Mungkin memang benar, fenomena di atas menggambarkan di semua lini, kita mengalami degradasi moral yang sangat luar biasa. Sudah susah membedakan mana halal mana haram. Yang penting, aku tetap hidup dan aku harus hidup. Salah siapa? mungkin salah kita semua.
Mungkin nama lokalisasi cukup berkontribusi pula terhadap kondisi ini. Namanya cantik, Dolly. Mungkin terbayang, inilah surga dunia sebenarnya. Surga yang didambakan.

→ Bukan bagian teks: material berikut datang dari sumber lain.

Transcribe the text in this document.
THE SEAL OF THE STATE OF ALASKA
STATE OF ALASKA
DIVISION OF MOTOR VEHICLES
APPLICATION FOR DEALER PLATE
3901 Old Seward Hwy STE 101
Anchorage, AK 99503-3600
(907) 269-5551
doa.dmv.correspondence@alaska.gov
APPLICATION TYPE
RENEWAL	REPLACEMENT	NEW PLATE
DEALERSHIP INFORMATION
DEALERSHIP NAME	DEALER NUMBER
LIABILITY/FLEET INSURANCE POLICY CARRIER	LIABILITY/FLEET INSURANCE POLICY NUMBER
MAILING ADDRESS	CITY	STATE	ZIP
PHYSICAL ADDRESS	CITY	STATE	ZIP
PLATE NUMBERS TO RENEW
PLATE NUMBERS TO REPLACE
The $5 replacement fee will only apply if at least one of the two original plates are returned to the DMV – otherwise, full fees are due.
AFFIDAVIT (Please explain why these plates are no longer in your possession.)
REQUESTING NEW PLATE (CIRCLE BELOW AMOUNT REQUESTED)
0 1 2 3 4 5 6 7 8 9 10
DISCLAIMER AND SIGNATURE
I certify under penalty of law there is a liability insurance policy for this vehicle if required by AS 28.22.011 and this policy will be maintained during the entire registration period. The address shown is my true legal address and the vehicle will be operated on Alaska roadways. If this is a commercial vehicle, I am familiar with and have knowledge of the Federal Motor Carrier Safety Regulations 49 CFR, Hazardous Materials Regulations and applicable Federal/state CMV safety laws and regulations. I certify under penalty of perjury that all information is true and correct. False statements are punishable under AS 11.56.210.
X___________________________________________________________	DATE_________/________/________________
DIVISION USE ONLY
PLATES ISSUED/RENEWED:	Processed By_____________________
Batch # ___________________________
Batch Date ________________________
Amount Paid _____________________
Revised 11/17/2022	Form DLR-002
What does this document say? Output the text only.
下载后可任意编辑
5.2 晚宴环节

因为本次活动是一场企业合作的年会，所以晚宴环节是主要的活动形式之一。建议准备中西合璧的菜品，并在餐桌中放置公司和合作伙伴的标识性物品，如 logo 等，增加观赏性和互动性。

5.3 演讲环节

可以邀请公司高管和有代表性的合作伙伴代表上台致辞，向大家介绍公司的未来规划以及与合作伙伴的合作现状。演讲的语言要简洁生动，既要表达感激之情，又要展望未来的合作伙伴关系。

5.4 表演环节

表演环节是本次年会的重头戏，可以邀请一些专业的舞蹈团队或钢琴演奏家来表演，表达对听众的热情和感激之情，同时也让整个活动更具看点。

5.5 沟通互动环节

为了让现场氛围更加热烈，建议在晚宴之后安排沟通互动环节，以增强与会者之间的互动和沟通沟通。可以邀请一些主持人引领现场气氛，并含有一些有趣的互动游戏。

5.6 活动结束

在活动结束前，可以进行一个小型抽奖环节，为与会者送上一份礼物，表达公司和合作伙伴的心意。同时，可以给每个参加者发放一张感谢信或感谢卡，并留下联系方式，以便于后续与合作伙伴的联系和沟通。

Apa jadinya jika nama lokalisasi tersebut bukan nama yang cantik-cantik. Misalnya: Kampung Neraka, Wisma Syeitan, Pusat Pelesiran Iblis. Kemudian para pengunjungnya diberi semacam brosur jika berkunjung ke situ, persis seperti pengumuman bahaya merokok yang tertempel dalam kemasan-kemasan rokok (walau juga tidak berpengaruh sama sekali ?). Dalam brosur dapat saja tertera tulisan misalnya: silahkan datang untuk berbuat dosa di sini, resiko ditanggung sendiri; Yuk nikmati PSK disini, kita nanti ketemu di Neraka; dlsb.
Sepertinya terlalu satir, dan bukan juga mencoba bersifat munafik,tapi buat saya yang menggelikan adalah upaya penentangan terhadap ajakan/program yang akan membawa mereka ke arah yang positif, ke arah yang lebih baik. Ini terkait logika berpikir. Hampir selaras dengan postingan saya beberapa waktu lalu di sini, yang membahas tentang logika berpikir terbalik yang rupanya sudah tidak dianggap terbalik lagi.
Mungkin karena namanya yang cantik, Dolly, coba kalau saja namanya bukan Dolly, tapi seperti yang saya contohkan di atas itu. Entahlah.